Lazy Initialization
These features are only available if the lazy feature is activated
There are some scenarios where you know or have high reason to believe that a particular service composition will
be expensive to create. The requirement to eagerly load every injected service instance in such situations is
undesirable. There are several methods by which you can differ dependency resolution, including declaring a
parameter which would inject the ServiceProvider
itself. Using the Service Locator pattern in this manner
hides dependencies and is considered to be an anti-pattern. The lazy feature provides an out-of-the-box
facility to address this problem.
The Lazy
struct is a holder that resolves a service in a lazily evaluated manner. The Lazy
struct itself is owned by the struct it is injected into and the lifetime of the service resolved is unchanged. The key difference is that the injected service dependency is well-known at the call site, but its evaluation is differed.
Consider the following:
use di::*;
#[derive(Default)]
pub struct Expensive {
// expensive stuff here
}
impl Expensive {
pub fn do_work(&self) {
// use expensive stuff
}
}
pub struct Needy {
expensive: Lazy<Ref<Expensive>>
}
impl Needy {
pub fn new(expensive: Lazy<Ref<Expensive>>) -> Self {
Self { expensive }
}
pub fn run(&self) {
self.expensive.value().do_work()
}
}
The Needy
struct defines a Lazy
that wraps around a service dependency. This allows the service to
be evaluated on-demand and also keeps the Expensive
struct visible as a required collaborator.
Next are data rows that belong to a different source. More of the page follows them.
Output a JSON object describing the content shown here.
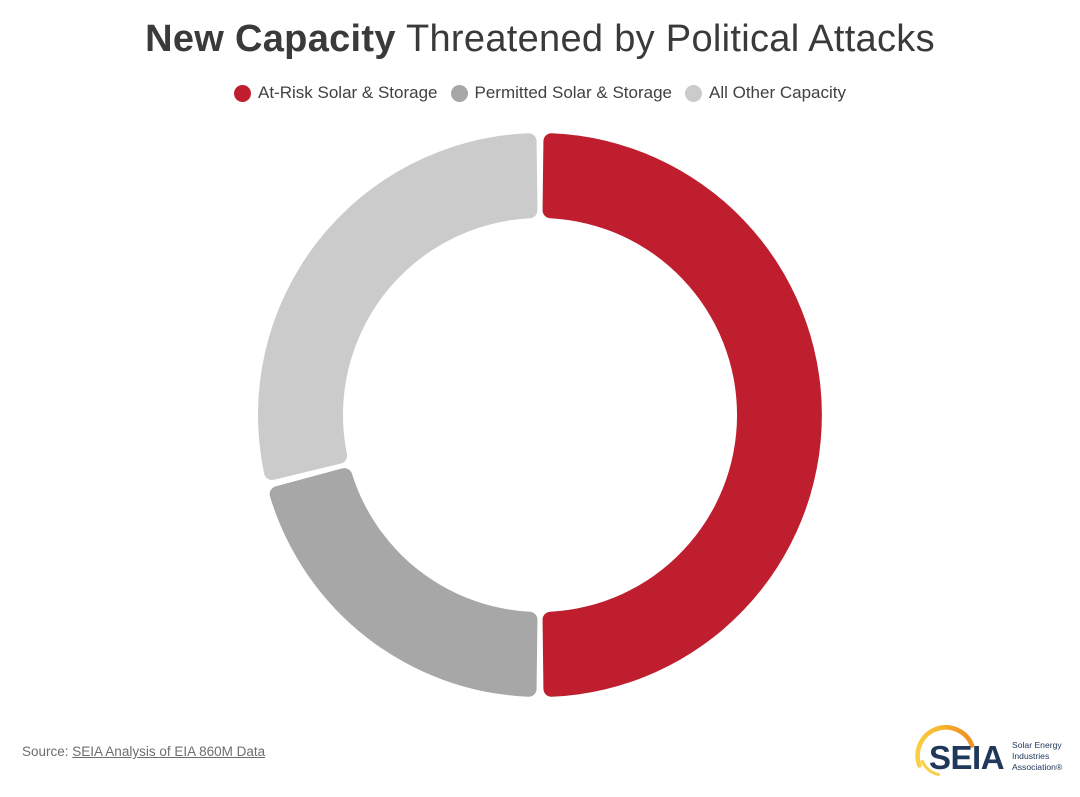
{
  "title": {
    "bold": "New Capacity",
    "rest": " Threatened by Political Attacks"
  },
  "legend": {
    "items": [
      {
        "label": "At-Risk Solar & Storage",
        "color": "#be1e2d"
      },
      {
        "label": "Permitted Solar & Storage",
        "color": "#a7a7a7"
      },
      {
        "label": "All Other Capacity",
        "color": "#cbcbcb"
      }
    ]
  },
  "chart_data": {
    "type": "pie",
    "subtype": "donut",
    "title": "New Capacity Threatened by Political Attacks",
    "categories": [
      "At-Risk Solar & Storage",
      "Permitted Solar & Storage",
      "All Other Capacity"
    ],
    "values": [
      50,
      21,
      29
    ],
    "unit": "percent share of new capacity (estimated from arc angles)",
    "colors": [
      "#be1e2d",
      "#a7a7a7",
      "#cbcbcb"
    ],
    "start_angle_deg": 0,
    "direction": "clockwise",
    "inner_radius_ratio": 0.7,
    "corner_radius_px": 8,
    "pad_angle_rad": 0.025,
    "legend_position": "top",
    "data_labels": false,
    "center_label": ""
  },
  "footer": {
    "source_prefix": "Source: ",
    "source_link": "SEIA Analysis of EIA 860M Data"
  },
  "logo": {
    "acronym": "SEIA",
    "name_line1": "Solar Energy",
    "name_line2": "Industries",
    "name_line3": "Association®",
    "navy": "#20395b",
    "gold": "#f8cf47",
    "orange": "#ee8a22"
  },
  "colors": {
    "background": "#ffffff",
    "title_text": "#3a3a3a",
    "legend_text": "#414141",
    "source_text": "#6e6e6e"
  }
}
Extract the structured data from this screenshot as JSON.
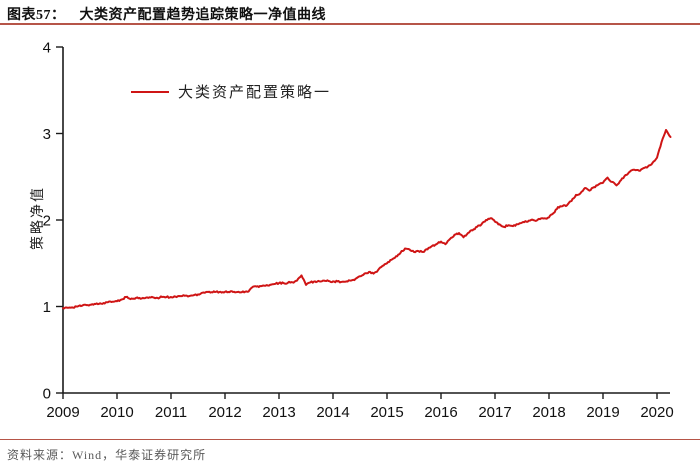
{
  "header": {
    "figure_label": "图表57：",
    "title": "大类资产配置趋势追踪策略一净值曲线"
  },
  "legend": {
    "label": "大类资产配置策略一"
  },
  "footer": {
    "source": "资料来源：Wind，华泰证券研究所"
  },
  "colors": {
    "line": "#cf1515",
    "title_rule": "#b65548",
    "footer_rule": "#b65548",
    "axis": "#1a1a1a"
  },
  "chart_data": {
    "type": "line",
    "title": "大类资产配置趋势追踪策略一净值曲线",
    "xlabel": "",
    "ylabel": "策略净值",
    "grid": false,
    "legend_position": "top-left-inside",
    "xlim": [
      2009,
      2020.4
    ],
    "ylim": [
      0,
      4
    ],
    "yticks": [
      0,
      1,
      2,
      3,
      4
    ],
    "xticks": [
      2009,
      2010,
      2011,
      2012,
      2013,
      2014,
      2015,
      2016,
      2017,
      2018,
      2019,
      2020
    ],
    "series": [
      {
        "name": "大类资产配置策略一",
        "color": "#cf1515",
        "start_year": 2009,
        "points_per_year": 12,
        "values": [
          0.98,
          0.985,
          0.99,
          1.0,
          1.005,
          1.02,
          1.02,
          1.03,
          1.03,
          1.04,
          1.05,
          1.055,
          1.06,
          1.08,
          1.11,
          1.085,
          1.09,
          1.1,
          1.095,
          1.1,
          1.105,
          1.1,
          1.11,
          1.11,
          1.11,
          1.115,
          1.12,
          1.125,
          1.12,
          1.13,
          1.14,
          1.16,
          1.17,
          1.165,
          1.17,
          1.17,
          1.17,
          1.165,
          1.17,
          1.17,
          1.175,
          1.17,
          1.22,
          1.23,
          1.235,
          1.24,
          1.25,
          1.26,
          1.27,
          1.27,
          1.275,
          1.28,
          1.3,
          1.36,
          1.25,
          1.28,
          1.29,
          1.29,
          1.3,
          1.295,
          1.29,
          1.29,
          1.285,
          1.29,
          1.3,
          1.32,
          1.35,
          1.38,
          1.4,
          1.38,
          1.42,
          1.47,
          1.5,
          1.54,
          1.58,
          1.62,
          1.67,
          1.66,
          1.63,
          1.64,
          1.63,
          1.66,
          1.7,
          1.72,
          1.75,
          1.72,
          1.78,
          1.83,
          1.85,
          1.8,
          1.85,
          1.88,
          1.92,
          1.95,
          2.0,
          2.02,
          1.98,
          1.95,
          1.92,
          1.94,
          1.93,
          1.95,
          1.97,
          1.98,
          2.0,
          1.99,
          2.01,
          2.02,
          2.03,
          2.08,
          2.15,
          2.16,
          2.17,
          2.22,
          2.29,
          2.31,
          2.37,
          2.34,
          2.38,
          2.41,
          2.43,
          2.49,
          2.44,
          2.4,
          2.46,
          2.52,
          2.56,
          2.58,
          2.57,
          2.6,
          2.62,
          2.66,
          2.72,
          2.9,
          3.04,
          2.96
        ]
      }
    ]
  }
}
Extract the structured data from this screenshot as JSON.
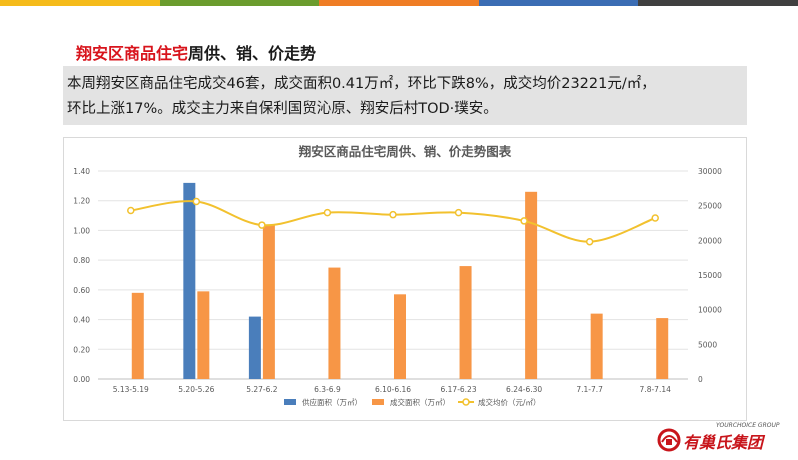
{
  "top_bar_colors": [
    "#f5bb1a",
    "#6b9c2e",
    "#ef7d25",
    "#3b6db4",
    "#404040"
  ],
  "heading": {
    "highlight": "翔安区商品住宅",
    "rest": "周供、销、价走势"
  },
  "summary": {
    "line1": "本周翔安区商品住宅成交46套，成交面积0.41万㎡，环比下跌8%，成交均价23221元/㎡，",
    "line2": "环比上涨17%。成交主力来自保利国贸沁原、翔安后村TOD·璞安。"
  },
  "logo": {
    "tagline": "YOURCHOICE GROUP",
    "name": "有巢氏集团",
    "brand_color": "#c8151b"
  },
  "chart_data": {
    "type": "bar",
    "title": "翔安区商品住宅周供、销、价走势图表",
    "categories": [
      "5.13-5.19",
      "5.20-5.26",
      "5.27-6.2",
      "6.3-6.9",
      "6.10-6.16",
      "6.17-6.23",
      "6.24-6.30",
      "7.1-7.7",
      "7.8-7.14"
    ],
    "series": [
      {
        "name": "供应面积（万㎡）",
        "type": "bar",
        "axis": "left",
        "color": "#4a7ebb",
        "values": [
          0,
          1.32,
          0.42,
          0,
          0,
          0,
          0,
          0,
          0
        ]
      },
      {
        "name": "成交面积（万㎡）",
        "type": "bar",
        "axis": "left",
        "color": "#f79646",
        "values": [
          0.58,
          0.59,
          1.04,
          0.75,
          0.57,
          0.76,
          1.26,
          0.44,
          0.41
        ]
      },
      {
        "name": "成交均价（元/㎡）",
        "type": "line",
        "axis": "right",
        "color": "#f2c12e",
        "values": [
          24300,
          25600,
          22200,
          24000,
          23700,
          24000,
          22800,
          19800,
          23221
        ]
      }
    ],
    "y_left": {
      "min": 0,
      "max": 1.4,
      "step": 0.2,
      "tick_labels": [
        "0.00",
        "0.20",
        "0.40",
        "0.60",
        "0.80",
        "1.00",
        "1.20",
        "1.40"
      ]
    },
    "y_right": {
      "min": 0,
      "max": 30000,
      "step": 5000,
      "tick_labels": [
        "0",
        "5000",
        "10000",
        "15000",
        "20000",
        "25000",
        "30000"
      ]
    },
    "grid": "horizontal",
    "legend_position": "bottom"
  }
}
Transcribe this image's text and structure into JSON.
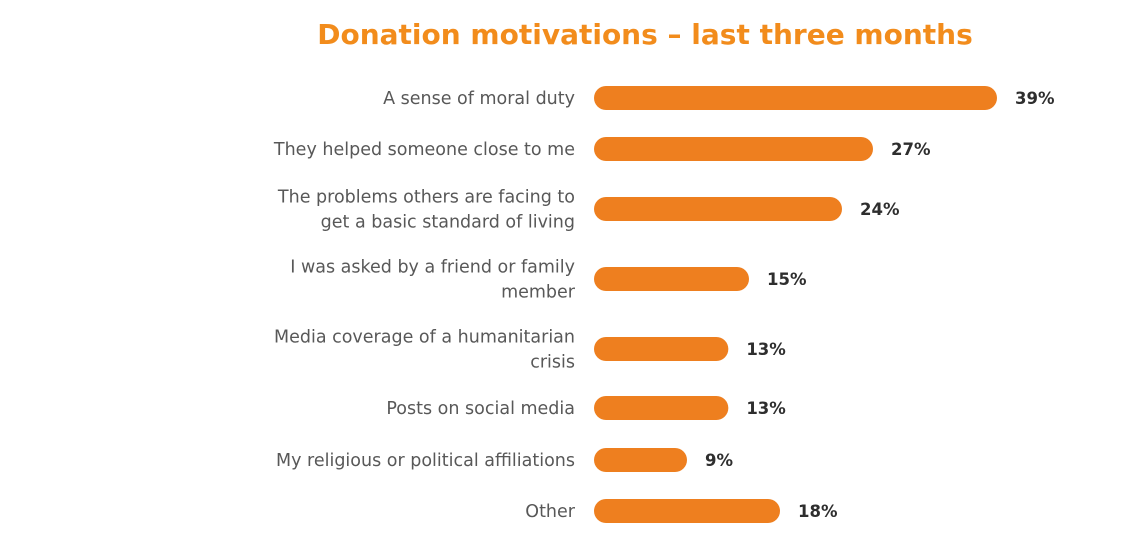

Despite being a generic type, Lazy
can only be created using the utility functions from the lazy
module as follows:
Function | Resolution |
---|---|
lazy::exactly_one | A required service lazily |
lazy::exactly_one_mut | A required, mutable service lazily |
lazy::exactly_one_with_key | A required service with a key lazily |
lazy::exactly_one_with_key_mut | A required, mutable service with key lazily |
lazy::zero_or_one | An optional service lazily |
lazy::zero_or_one_mut | An optional, mutable service lazily |
lazy::zero_or_one_by_key | An optional, service with a key lazily |
lazy::zero_or_one_by_key_mut | An optional, mutable service with a key lazily |
lazy::zero_or_more | One or more services lazily |
lazy::zero_or_more_mut | One or more mutable services lazily |
lazy::zero_or_more_by_key | One or more services with a key lazily |
lazy::zero_or_more_by_key_mut | One or more mutable services with a key lazily |
lazy::missing | Always resolves None |
lazy::missing_with_key | Always resolves None |
lazy::empty | Always resolves Vec::with_capacity(0) |
lazy::empty_with_key | Always resolves Vec::with_capacity(0) |
lazy::init | Initializes from an instance (ex: testing) |
lazy::init_mut | Initializes from a mutable instance (ex: testing) |
lazy::init_by_key | Initializes from a keyed instance (ex: testing) |
lazy::init_by_key_mut | Initializes from a mutable, keyed instance (ex: testing) |
Lazy
is a special type which cannot be resolved directly from a ServiceProvider
. You will
need construct one or more Lazy
registrations in the activation factory method. For example:
use crate::*;
use di::*;
fn main() {
let provider = ServiceCollection::new()
.add(singleton_as_self::<Expensive>()
.from(|_| Rc::new(Expensive::default())));
.add(singleton_as_self::<Needy>()
.depends_on(exactly_one::<Expensive>())
.from(|sp| Rc::new(Needy::new(lazy::exactly_one(sp.clone())))))
.build_provider()
.unwrap();
let needy = provider.get_required::<Needy>();
needy.run()
}
Note:
singleton_as_self
andexactly_one
are functions provided by the builder feature, whilelazy::exactly_one
is provided by the lazy feature.
When #[injectable]
is used, it will generate the appropriate lazy
function for the injected call site.